Responsible Parenting-3, Don’t Over Control Lives of Children
I had a cadet in my Division in NDA who was finding it difficult to cope up with the training, both outdoor as well as academics, in the first term. He was particularly weak in Math and Physics- probably a candidate who would have been found just about clearable in ‘Reasoning Ability’ in SSB. On the basis of expert advice of the academic counsellor and my own experience I advised him to shift to the arts stream to avert relegation/withdrawal. He told me that he will decide after consulting his parents. For me this response to the situation was simply stupid. Here was a problem which he as an adult understood. He had the advice of the academic counsellor as well as me. His parents were highly unlikely to have understood the problem as well as the three of us. Yet he wanted the solution from his parents. I am confident that the father, if his son had become the Finance Minister, would have tried to control the nation’s finances because he could not have trusted his son to handle the job without his advice! We have many such parents in India. They do great disservice to their children and the society by their attitude, while trying desperately to be great parents. In this blog I analyze reasons as to why this attitude can only have negative impacts and why parents should give up this attitude.
Get a Realistic Self Concept
Most of us have lacked clarity about our life goals and methods to achieve them.
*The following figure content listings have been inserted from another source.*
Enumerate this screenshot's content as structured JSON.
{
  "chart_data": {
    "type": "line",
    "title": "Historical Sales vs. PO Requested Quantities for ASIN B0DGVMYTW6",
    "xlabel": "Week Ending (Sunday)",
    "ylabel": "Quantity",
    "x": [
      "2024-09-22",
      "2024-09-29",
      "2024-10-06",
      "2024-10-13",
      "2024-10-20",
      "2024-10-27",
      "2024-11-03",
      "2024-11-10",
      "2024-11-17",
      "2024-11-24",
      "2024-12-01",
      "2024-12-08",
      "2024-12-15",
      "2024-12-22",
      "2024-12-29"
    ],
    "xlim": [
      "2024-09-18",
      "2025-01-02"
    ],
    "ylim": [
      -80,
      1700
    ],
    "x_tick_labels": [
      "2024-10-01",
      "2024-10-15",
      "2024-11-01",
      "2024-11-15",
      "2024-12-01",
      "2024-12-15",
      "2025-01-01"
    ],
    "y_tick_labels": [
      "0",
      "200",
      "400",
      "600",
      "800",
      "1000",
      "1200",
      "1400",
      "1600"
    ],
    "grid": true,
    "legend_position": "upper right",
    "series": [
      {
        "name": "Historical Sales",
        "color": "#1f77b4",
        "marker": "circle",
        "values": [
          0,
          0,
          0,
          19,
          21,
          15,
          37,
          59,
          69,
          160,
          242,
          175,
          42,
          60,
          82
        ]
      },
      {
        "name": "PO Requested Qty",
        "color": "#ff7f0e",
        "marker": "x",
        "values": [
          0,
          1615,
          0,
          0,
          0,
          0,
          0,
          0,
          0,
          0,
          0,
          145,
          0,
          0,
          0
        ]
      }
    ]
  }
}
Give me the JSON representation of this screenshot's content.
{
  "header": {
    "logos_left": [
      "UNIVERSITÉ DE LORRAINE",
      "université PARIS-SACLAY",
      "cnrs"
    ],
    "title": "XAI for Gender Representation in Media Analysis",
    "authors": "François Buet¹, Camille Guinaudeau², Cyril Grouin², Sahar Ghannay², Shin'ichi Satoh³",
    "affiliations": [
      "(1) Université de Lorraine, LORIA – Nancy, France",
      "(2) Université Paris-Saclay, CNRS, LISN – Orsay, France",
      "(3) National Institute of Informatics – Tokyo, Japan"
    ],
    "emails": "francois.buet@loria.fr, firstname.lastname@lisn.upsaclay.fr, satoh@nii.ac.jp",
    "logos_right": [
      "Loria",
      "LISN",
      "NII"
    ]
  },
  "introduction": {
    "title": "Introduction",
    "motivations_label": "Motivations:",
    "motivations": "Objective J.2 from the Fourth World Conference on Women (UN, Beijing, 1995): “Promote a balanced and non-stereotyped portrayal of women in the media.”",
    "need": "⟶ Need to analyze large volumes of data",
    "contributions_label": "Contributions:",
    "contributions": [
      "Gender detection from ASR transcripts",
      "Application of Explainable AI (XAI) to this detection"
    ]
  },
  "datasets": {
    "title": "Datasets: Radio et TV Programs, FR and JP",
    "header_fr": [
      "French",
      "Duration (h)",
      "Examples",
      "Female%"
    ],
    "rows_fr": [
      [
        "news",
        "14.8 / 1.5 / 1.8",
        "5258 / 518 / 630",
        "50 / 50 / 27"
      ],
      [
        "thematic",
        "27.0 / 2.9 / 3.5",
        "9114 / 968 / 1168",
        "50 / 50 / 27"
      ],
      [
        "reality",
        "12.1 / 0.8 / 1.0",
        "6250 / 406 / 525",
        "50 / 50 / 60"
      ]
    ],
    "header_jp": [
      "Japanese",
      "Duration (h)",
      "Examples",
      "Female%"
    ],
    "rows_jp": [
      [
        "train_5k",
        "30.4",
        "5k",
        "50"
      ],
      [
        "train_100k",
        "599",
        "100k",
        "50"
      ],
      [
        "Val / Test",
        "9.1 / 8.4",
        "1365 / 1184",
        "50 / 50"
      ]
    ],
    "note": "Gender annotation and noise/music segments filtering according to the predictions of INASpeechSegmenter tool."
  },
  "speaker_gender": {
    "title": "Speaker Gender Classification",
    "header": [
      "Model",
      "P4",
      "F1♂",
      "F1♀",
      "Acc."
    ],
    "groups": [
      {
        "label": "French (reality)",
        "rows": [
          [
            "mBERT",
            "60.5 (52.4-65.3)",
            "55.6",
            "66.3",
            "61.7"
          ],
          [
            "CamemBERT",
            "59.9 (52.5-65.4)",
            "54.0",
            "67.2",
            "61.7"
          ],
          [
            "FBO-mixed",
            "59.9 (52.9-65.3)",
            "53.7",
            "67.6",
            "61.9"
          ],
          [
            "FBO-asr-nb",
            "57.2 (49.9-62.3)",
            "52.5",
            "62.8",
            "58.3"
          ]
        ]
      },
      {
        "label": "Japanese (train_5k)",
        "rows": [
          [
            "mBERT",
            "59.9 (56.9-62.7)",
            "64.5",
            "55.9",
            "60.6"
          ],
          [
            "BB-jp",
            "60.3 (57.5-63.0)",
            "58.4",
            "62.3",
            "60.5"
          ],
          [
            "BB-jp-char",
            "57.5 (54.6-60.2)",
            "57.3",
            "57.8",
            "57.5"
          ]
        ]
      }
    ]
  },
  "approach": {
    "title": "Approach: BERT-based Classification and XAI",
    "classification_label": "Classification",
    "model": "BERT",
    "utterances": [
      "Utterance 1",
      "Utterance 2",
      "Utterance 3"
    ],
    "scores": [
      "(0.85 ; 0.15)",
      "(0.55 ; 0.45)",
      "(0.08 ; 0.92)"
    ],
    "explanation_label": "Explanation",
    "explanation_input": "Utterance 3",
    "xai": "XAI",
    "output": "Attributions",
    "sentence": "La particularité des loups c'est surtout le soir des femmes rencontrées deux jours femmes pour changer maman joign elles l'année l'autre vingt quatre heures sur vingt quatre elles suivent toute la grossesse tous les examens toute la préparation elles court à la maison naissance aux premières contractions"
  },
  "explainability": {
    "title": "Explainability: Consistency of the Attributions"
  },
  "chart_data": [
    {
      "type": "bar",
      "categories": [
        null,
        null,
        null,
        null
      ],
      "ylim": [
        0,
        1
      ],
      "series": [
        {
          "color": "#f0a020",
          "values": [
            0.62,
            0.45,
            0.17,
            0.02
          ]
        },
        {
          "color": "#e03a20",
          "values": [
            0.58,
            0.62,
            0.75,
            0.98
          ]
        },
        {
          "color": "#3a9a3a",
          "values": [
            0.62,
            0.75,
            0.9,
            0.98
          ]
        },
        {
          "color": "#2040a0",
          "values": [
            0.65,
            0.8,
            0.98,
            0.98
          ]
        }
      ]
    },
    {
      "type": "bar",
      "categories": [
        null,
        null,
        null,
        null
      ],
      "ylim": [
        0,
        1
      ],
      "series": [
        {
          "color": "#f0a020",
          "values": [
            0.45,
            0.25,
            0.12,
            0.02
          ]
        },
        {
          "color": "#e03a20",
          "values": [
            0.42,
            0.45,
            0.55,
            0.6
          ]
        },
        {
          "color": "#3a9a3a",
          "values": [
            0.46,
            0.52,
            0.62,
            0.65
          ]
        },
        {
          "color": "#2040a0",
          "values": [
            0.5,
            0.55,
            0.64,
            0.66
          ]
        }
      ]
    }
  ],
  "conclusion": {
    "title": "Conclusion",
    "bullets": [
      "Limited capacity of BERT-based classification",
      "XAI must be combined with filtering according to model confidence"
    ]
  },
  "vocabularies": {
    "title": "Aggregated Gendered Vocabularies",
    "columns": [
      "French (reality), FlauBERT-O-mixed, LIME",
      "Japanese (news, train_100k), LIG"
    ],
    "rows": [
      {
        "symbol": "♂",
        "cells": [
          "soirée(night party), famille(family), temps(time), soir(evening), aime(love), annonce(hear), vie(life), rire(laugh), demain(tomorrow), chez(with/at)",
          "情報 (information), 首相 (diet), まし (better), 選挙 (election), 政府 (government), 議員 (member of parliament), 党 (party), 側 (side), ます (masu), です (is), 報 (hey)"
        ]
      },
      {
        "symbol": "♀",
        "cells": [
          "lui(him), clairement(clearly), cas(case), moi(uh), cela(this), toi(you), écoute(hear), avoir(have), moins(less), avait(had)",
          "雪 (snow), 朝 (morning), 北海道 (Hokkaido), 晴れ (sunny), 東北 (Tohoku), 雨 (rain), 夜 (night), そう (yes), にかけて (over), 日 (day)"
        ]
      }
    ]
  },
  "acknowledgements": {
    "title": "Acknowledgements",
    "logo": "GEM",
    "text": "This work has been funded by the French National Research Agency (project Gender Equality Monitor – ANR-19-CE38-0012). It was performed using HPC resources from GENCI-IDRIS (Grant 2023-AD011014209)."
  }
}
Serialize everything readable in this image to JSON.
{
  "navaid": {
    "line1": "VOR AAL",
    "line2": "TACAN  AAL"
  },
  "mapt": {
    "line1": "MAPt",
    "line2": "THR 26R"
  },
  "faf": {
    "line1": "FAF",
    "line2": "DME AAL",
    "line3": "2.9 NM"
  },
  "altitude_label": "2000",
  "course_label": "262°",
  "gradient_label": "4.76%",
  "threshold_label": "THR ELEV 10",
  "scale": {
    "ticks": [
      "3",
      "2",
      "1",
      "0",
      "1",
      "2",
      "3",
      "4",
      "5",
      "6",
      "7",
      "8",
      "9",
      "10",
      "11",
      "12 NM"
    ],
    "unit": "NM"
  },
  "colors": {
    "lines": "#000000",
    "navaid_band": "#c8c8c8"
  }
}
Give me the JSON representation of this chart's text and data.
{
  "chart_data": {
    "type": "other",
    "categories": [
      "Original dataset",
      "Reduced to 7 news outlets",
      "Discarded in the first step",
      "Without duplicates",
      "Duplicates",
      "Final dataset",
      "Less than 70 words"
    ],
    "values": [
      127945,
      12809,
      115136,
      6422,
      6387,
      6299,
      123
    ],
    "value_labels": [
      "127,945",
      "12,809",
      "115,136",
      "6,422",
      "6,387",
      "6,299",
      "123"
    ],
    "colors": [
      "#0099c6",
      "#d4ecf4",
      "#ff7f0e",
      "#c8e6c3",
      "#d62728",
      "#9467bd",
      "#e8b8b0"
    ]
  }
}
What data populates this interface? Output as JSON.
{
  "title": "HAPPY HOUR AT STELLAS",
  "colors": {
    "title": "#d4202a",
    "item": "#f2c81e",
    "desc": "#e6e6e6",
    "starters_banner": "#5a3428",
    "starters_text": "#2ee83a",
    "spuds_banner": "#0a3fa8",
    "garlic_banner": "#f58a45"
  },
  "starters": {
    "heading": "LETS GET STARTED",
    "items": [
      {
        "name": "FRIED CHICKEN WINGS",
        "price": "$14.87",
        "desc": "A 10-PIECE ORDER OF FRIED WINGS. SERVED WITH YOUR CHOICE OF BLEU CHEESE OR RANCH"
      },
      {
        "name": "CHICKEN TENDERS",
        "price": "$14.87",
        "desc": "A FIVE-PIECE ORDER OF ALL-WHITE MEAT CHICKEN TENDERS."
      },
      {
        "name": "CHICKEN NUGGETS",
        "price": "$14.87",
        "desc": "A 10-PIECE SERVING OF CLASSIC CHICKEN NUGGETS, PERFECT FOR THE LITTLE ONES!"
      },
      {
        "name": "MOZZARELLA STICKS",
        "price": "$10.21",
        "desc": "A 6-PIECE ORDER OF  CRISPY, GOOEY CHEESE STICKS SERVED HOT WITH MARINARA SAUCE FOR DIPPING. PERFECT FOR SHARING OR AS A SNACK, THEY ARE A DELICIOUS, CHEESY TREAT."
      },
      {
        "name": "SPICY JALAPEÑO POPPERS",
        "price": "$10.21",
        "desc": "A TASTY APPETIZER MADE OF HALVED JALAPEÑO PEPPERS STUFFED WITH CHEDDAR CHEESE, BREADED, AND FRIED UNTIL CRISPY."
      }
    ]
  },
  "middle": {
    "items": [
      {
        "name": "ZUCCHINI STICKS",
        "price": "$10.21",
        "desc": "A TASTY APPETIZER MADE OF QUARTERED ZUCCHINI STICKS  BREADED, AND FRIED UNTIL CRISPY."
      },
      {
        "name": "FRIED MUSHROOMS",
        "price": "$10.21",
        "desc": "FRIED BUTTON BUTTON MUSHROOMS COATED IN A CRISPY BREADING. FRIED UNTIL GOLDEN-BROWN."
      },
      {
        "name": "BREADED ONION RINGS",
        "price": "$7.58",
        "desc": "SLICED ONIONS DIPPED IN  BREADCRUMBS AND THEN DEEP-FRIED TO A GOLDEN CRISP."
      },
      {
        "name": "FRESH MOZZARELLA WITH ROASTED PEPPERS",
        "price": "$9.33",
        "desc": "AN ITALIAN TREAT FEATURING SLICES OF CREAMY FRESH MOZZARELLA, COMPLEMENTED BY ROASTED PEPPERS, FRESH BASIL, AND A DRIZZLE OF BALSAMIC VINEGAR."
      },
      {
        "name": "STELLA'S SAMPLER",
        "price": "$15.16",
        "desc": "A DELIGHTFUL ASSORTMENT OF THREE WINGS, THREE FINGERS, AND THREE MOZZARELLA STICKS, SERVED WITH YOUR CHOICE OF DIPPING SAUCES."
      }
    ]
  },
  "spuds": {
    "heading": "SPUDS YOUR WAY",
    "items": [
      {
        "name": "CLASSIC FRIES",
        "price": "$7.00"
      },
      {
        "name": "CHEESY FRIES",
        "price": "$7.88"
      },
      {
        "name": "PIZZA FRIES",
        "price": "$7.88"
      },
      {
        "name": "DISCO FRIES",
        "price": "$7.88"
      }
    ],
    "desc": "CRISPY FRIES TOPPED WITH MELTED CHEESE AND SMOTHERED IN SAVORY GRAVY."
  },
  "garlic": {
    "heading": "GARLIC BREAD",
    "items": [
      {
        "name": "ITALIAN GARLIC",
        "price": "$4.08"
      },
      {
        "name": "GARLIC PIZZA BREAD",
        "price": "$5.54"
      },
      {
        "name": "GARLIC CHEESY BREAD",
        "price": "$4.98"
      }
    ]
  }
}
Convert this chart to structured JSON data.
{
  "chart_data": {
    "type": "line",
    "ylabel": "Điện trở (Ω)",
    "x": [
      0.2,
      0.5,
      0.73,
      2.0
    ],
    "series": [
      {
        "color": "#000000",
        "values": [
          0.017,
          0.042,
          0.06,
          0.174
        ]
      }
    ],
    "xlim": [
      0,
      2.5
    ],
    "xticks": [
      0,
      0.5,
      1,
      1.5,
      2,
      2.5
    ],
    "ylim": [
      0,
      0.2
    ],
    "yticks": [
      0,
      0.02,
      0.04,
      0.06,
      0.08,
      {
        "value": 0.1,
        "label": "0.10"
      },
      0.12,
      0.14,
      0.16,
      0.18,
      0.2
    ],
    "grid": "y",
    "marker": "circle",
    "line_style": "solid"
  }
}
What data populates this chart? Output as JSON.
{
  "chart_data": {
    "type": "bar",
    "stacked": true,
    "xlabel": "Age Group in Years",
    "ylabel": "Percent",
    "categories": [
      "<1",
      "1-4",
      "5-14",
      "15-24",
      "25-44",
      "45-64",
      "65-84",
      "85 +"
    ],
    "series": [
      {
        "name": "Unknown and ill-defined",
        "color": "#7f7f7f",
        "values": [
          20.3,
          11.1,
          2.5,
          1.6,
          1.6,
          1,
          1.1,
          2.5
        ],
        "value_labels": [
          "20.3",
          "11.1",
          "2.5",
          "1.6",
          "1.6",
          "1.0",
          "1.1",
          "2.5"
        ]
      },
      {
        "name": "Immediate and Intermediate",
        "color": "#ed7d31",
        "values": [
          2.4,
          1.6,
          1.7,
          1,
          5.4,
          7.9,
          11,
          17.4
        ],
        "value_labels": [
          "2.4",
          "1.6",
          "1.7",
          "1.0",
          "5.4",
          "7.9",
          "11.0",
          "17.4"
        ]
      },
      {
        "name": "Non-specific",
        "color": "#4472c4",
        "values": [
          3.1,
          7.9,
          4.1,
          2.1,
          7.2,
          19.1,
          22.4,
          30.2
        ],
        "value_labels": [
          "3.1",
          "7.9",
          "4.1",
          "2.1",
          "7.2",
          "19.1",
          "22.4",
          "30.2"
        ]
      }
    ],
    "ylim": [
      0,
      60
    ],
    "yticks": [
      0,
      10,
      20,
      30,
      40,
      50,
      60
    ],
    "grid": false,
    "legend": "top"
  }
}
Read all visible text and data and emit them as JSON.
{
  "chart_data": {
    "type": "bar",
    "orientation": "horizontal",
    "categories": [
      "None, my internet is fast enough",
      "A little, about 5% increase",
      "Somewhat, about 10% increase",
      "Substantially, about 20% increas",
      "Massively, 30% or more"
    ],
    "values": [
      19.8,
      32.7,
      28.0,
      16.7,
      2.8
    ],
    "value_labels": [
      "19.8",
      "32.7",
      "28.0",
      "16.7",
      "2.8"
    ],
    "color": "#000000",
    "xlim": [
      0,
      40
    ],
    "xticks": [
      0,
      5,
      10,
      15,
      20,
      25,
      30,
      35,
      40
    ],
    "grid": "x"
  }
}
Yet we think that we know better than our children as to how they should lead their lives. This is being unreasonable. Please do not do this. Your actions, good, bad and indifferent will have a profound influence on your children’s lives. Let it be just that. Do not overrate yourself and under rate your children. Please do not over control their lives. This over control is often because we value our social rating as parents above the interests of our children. This leads to a large number of problems for children. Some major ones are discussed.
Rebellion by Children
Over controlling parents lose communication with their children because they do not listen or understand them well. Such parents prescribe solutions to problems before understanding them properly. The solutions are based on their past experience and do not relate to the current environment. As a result the children rebel and do not even take the good advice being offered by the parents and would rather listen to their friends, or some good teacher, if they can trust him. Thus by over controlling you can lose your children totally at the mental level.
Stunted Growth of Children
A small child, like a small bird, is dependent on the parents. Just observe as to how a bird is in a hurry to see her offspring become independent. All parents owe it to their children that they become physically and mentally independent. In case over controlling parents have mild natured children then they do not rebel, but remain mentally dependent. Such children often lack:
- Self confidence.
- Ability of independent thought and action.
This plays havoc with their later lives. Numerous professional careers and marriages are ruined because of such parents.
Conclusion: Don’t Over Control Lives of Children
By over controlling your children you can either cause them to rebel or never gain mental independence. While trying to be well meaning, you have harmed your child’s long term growth and development. Hence whenever you are tempted to dictate without listening or over controlling the lives of your children just be reminded that the long term results of your actions will only be bad! Please have faith in your children and nurture them as nature’s unique creations in accordance with their innate natural aspirations and abilities. Listen to them. Once you listen, they have so much to tell, or share and you can develop great bonding and help them grow.